Yek hebû Yek tûnebû yani; “Bir varmış Bir yokmuş”… Masallarına aynı kelimelerle başlayan halkların yaşadığı ülkede günler tedirgin geçiyor. Birlikte yaşamın kolaylığına sırt dönmüş insanların dilinden kan ve savaş cümleleri damlıyor. Sürekli bölünme kaygıları hainlik suçlamaları, ölümler ve ölümler…
Birlikte var olmanın koşulları üzerine hayal kuramaz oluyoruz biz de zamanla. Ve bunun aslında bir çırpıda ve kolayca nasıl var olabildiğini bir arkadaşım vasıtasıyla tekrar görebiliyorum. Söz konusu kapıyı açan Bolivya anayasası ise şöyle başlıyor;
“Evvel zaman içinde, dağlar yükseldi, ırmaklar yatağını buldu, göller oluştu. Amazon bölgemiz, Chaco’muz, platomuz, yaylalarımız, ovalarımız yeşilliklerle ve çiçeklerle kaplandı. Bu kutsal Toprak Ana’yı çeşitli yüzlerle donattık ve o günden bu yana, her şeyin çoğulluğunu ve varlık ve kültürler olarak çeşitliliğimizi taşıyoruz. Halklarımız böylece mutluluk içindeydi ve uğursuz sömürgecilik günlerine dek ırkçılığı asla bilmedik.”
Anayasa ülkede kullanılan 36 dili ülkenin ana dili olarak tanımlamış ve her yerel yönetimin bu dillerden en az ikisinin bilmesini zorunlu kılmış.

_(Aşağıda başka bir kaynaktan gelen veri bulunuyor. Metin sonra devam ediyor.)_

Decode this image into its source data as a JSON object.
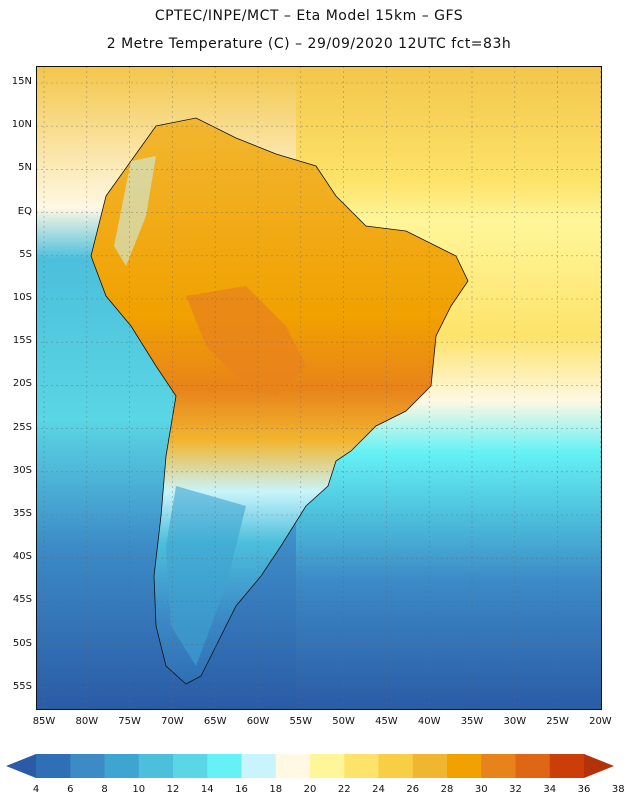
{
  "header": {
    "line1": "CPTEC/INPE/MCT –  Eta Model 15km – GFS",
    "line2": "2 Metre Temperature (C) – 29/09/2020 12UTC fct=83h"
  },
  "map": {
    "lat_labels": [
      "15N",
      "10N",
      "5N",
      "EQ",
      "5S",
      "10S",
      "15S",
      "20S",
      "25S",
      "30S",
      "35S",
      "40S",
      "45S",
      "50S",
      "55S"
    ],
    "lon_labels": [
      "85W",
      "80W",
      "75W",
      "70W",
      "65W",
      "60W",
      "55W",
      "50W",
      "45W",
      "40W",
      "35W",
      "30W",
      "25W",
      "20W"
    ]
  },
  "colorbar": {
    "labels": [
      "4",
      "6",
      "8",
      "10",
      "12",
      "14",
      "16",
      "18",
      "20",
      "22",
      "24",
      "26",
      "28",
      "30",
      "32",
      "34",
      "36",
      "38"
    ],
    "colors": [
      "#2a5ba6",
      "#2e6fb5",
      "#3c8ac6",
      "#3ea4d0",
      "#4cbfdc",
      "#5ad6e4",
      "#65f1f5",
      "#c9f4fb",
      "#fff8e3",
      "#fff69a",
      "#fde36a",
      "#f8ce45",
      "#f1b630",
      "#f1a100",
      "#e8831b",
      "#df6615",
      "#cc3e08",
      "#b3320a"
    ]
  }
}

(Ayrıntılar için bknz: http://www.birgun.net/forum_index.php?news_code=1254915843&year=2009&month=10&day=07)
Anadilde eğitim için kopan kavgaları ve söylenenlerin hafızasını yokluyorum ve tekrar utanıyorum. Uçakta yanıma bir teyze oturuyor, kara halime bakıp, omzuma dayanıyor, nerelisin diyor, ama ben anlamıyorum ve bir kez daha utanıyorum. Eşi Kürtçe bilmediğimi görünce tekrarlıyor soruyu… Kadın bir süre önce yüz felci geçirmiş ve gözünde hasar kalmış bunun için hastaneye gidiyorlar. Ankara’da doktor ile kadının iletişimini kocası sağlayacak zira yok sayılan bir dille iletişim kuramaz doktor. Kocası eşine oldukça duyarlı görünüyor, kolundan ayrılmıyor ama ya tersi durumlar! Sıdıka Platin’in ifadesine çevirmenlik yapan, onu ölümüne sebep verecek kadar şiddet uygulayan kocasıydı. Nasıl bir zihniyetse var olan, bir kadına eziyet eden adamı adalet için aracı kılmaktan vicdanı sızlamıyordu.

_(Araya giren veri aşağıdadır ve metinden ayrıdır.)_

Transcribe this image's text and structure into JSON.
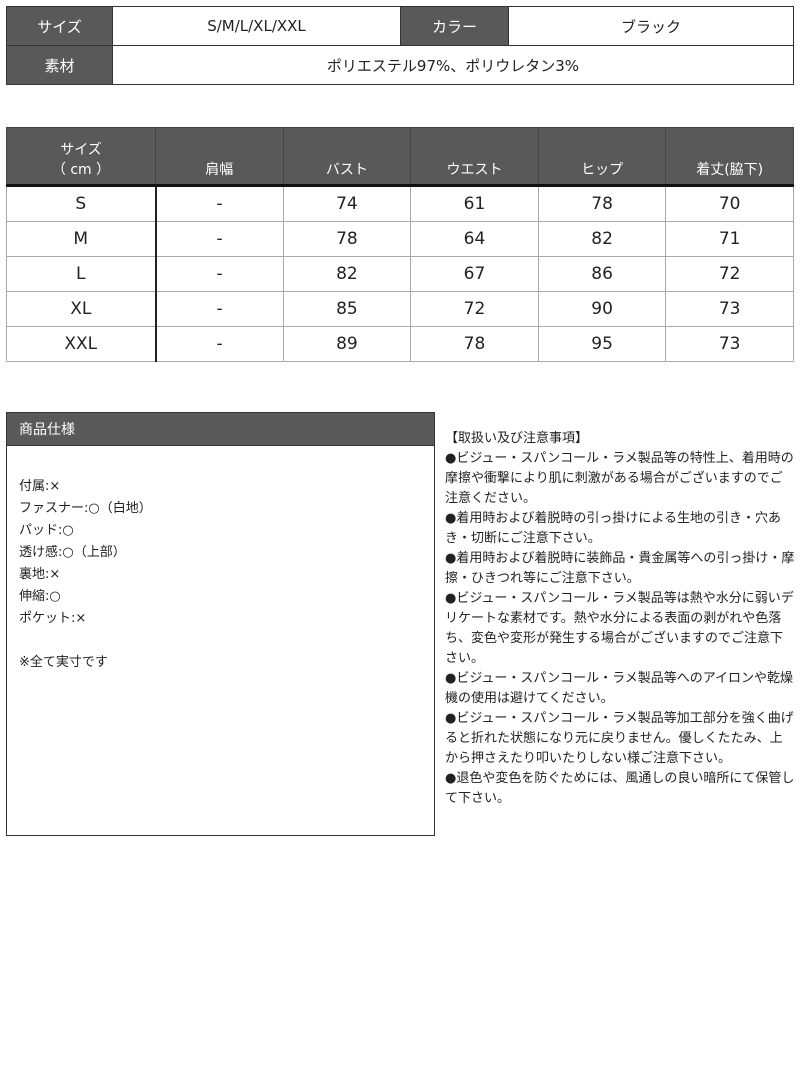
{
  "info": {
    "size_label": "サイズ",
    "size_value": "S/M/L/XL/XXL",
    "color_label": "カラー",
    "color_value": "ブラック",
    "material_label": "素材",
    "material_value": "ポリエステル97%、ポリウレタン3%"
  },
  "size_table": {
    "headers": [
      "サイズ",
      "（ cm ）",
      "肩幅",
      "バスト",
      "ウエスト",
      "ヒップ",
      "着丈(脇下)"
    ],
    "rows": [
      [
        "S",
        "-",
        "74",
        "61",
        "78",
        "70"
      ],
      [
        "M",
        "-",
        "78",
        "64",
        "82",
        "71"
      ],
      [
        "L",
        "-",
        "82",
        "67",
        "86",
        "72"
      ],
      [
        "XL",
        "-",
        "85",
        "72",
        "90",
        "73"
      ],
      [
        "XXL",
        "-",
        "89",
        "78",
        "95",
        "73"
      ]
    ]
  },
  "spec": {
    "title": "商品仕様",
    "lines": [
      "付属:×",
      "ファスナー:○（白地）",
      "パッド:○",
      "透け感:○（上部）",
      "裏地:×",
      "伸縮:○",
      "ポケット:×"
    ],
    "note": "※全て実寸です"
  },
  "notes": {
    "title": "【取扱い及び注意事項】",
    "items": [
      "●ビジュー・スパンコール・ラメ製品等の特性上、着用時の摩擦や衝撃により肌に刺激がある場合がございますのでご注意ください。",
      "●着用時および着脱時の引っ掛けによる生地の引き・穴あき・切断にご注意下さい。",
      "●着用時および着脱時に装飾品・貴金属等への引っ掛け・摩擦・ひきつれ等にご注意下さい。",
      "●ビジュー・スパンコール・ラメ製品等は熱や水分に弱いデリケートな素材です。熱や水分による表面の剥がれや色落ち、変色や変形が発生する場合がございますのでご注意下さい。",
      "●ビジュー・スパンコール・ラメ製品等へのアイロンや乾燥機の使用は避けてください。",
      "●ビジュー・スパンコール・ラメ製品等加工部分を強く曲げると折れた状態になり元に戻りません。優しくたたみ、上から押さえたり叩いたりしない様ご注意下さい。",
      "●退色や変色を防ぐためには、風通しの良い暗所にて保管して下さい。"
    ]
  },
  "colors": {
    "header_bg": "#595959"
  }
}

Bunun gibi onlarca örnek her gün kendini yeniden var ediyor. “Bir dil bir insan iki dil iki insan” deyişi sadece CVlere yazılan diller için geçerli, birlikte yaşadığımız insanlarla kuramadığımız iletişim kimsenin derdi değil. Öylesine kibirli ve gururluyuz ki tenezül bile etmiyoruz.
Oysa zor addettiğimiz bazı şeyler sanılandan daha kolay olabiliyor, zihinlerimizi saran kırmızı çizgileri bir kenara koyup yeniden bir barış hayal etmemiz gerekiyor..
Bir varmış bir yokmuş, evvel zaman içinde kalbur zaman içinde diyarın birinde iyinin kötü kötünün iyi, akın kara, karanın ak olduğu günler yaşanırmış. İnsanların içindeki kasvet gökleri sarmış,gökler öyle kararmış ki güneşe geçit vermez olmuş. Günler günleri kovalamış, akrep yelkovanı kovalamış derken çok karanlık günlerin ardından bu verimli topraklarda yeniden güneş doğmuş, mutluluk gönüllerdeki kasvetin yerine yerleşmiş…Artık bu topraklarda çocuklar ninelerinden ve dedelerinden savaş ve korku değil, barış masalları dinler olmuşlar, eee bu güzel çocuklar ermiş muradına biz çıkalım kerevetine, gökten üç elma düşmüş biri sana biri bana biride barıştan yana taraf olan güzel bir insana!